Il faut bien l’avouer la séduction des bruyères corréziennes de Jean
Ségurel nous était assez étrangère et
nous avions peu écouté ses disque précédents que Michel, curieux de tout ou
presque en la matière , nous avait
achetés…bien sûr… !
Nous avons donc acheté son
dernier CD : « Ségurel for ever »
Si Ségurel nous était un peu
étranger , le titre lui, nous parlait- comme un titre pouvant se référer à Richard Galliano- de fidélité , et de volonté de faire vivre à jamais ce
qu’on aime et qui nous a formé…
Et ce disque , nous l’avons
écouté encore et encore car il ne se livre pas à la première écoute …c’est bien
pour Sébastien Farge un disque de fidélités multiples : à Jean Ségurel, au
son de l’accordéon duquel il a grandi, à sa terre Corrézienne dont ce son
« hante l’inconscient », à son propre Accordéon, à sa culture et son
projet de Musicien, qui connaît d’autres musiques, jazz et musiques
improvisées, et rêve d’échappées belles où l’on est libre d’être soi -même !
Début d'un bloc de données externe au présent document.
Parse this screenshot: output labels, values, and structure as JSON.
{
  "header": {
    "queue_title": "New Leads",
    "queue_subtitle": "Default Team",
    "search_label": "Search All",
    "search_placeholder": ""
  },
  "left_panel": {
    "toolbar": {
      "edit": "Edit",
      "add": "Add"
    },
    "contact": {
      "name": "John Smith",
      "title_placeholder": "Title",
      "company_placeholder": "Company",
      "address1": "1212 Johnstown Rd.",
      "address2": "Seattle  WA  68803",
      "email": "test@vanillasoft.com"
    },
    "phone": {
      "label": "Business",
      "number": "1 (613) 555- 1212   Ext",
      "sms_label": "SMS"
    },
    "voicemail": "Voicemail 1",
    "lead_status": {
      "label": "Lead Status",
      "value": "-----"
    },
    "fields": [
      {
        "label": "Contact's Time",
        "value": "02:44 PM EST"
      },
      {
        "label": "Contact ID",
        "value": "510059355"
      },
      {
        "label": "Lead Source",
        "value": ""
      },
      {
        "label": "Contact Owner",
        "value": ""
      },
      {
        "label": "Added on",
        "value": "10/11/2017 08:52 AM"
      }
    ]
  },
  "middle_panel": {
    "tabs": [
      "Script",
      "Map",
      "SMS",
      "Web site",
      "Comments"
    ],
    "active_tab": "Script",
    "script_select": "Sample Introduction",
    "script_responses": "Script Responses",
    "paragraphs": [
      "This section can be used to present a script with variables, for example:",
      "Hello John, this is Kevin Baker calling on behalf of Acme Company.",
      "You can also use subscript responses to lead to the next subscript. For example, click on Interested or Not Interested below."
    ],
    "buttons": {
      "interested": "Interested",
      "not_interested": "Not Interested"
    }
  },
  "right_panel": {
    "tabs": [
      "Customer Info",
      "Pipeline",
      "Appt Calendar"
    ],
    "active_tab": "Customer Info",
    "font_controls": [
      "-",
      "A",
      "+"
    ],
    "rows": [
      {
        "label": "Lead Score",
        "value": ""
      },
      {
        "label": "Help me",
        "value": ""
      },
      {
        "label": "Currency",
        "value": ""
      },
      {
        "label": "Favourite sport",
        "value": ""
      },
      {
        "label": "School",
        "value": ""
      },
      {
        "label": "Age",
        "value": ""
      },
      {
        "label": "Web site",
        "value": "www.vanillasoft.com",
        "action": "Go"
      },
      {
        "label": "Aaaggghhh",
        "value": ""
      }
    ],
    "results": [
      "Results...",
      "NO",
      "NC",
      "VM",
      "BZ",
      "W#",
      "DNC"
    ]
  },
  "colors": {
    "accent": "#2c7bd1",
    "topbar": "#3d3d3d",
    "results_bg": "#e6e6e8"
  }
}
S’ensuit un disque un peu déroutant
dont l’écoute n’est pas facile parce que
s’y mêlent- avec bonheur-toutes ces motivations…
Ses quelques phrases de
présentation dans le livret suggèrent qu’il débute par du Surel
« revisité », puis s’oriente
peu à peu vers des compositions personnelles…
Pour des amateurs peu avertis de
Surel que nous sommes, l’écheveau des impressions me paraît plus complexe.
Il y a d’emblée pour moi une
échappée personnelle vers le Rythme, la
tentation du Swing, à nous dédié..For you : « Swing for
you » Création personnelle où la mélodie , fort belle , garde des accents
de bal et de mélancolie…
Et tout aussi personnelle, et
aussi dédiée « For
you » ,une « Waltz », un essai de « valse
musette » : un prélude grave au tempo lent, développé par le beau piano de Murat Ozturk, que soudain bouscule l’entrée de la valse allègre , façon musette ,
et même new musette : l’accordéon en assure avec virtuosité la belle
mélodie et le rythme.
Puis « Retour aux
champs », mélodie en chant mineur , qu’assure au premier plan de l’accordéon , plaintif , comme accordé
musette . Ce beau morceau, thème de Ségurel, connote pour moi,
la chanson rurale, très mélodique , mais infiniment mélancolique d’un beau pays sauvage et boisé , et me
rappelle « que dans tout pays le
chant naturel de l’homme est triste , lors même qu’il exprime le bonheur…. »
Chateaubriand !
Mêmes connotations dansantes et
sentimentalement en mode mineur (le
piano y insiste)dans les morceaux suivants de Ségurel …".Bol d’or," et "Marie des Bruyères"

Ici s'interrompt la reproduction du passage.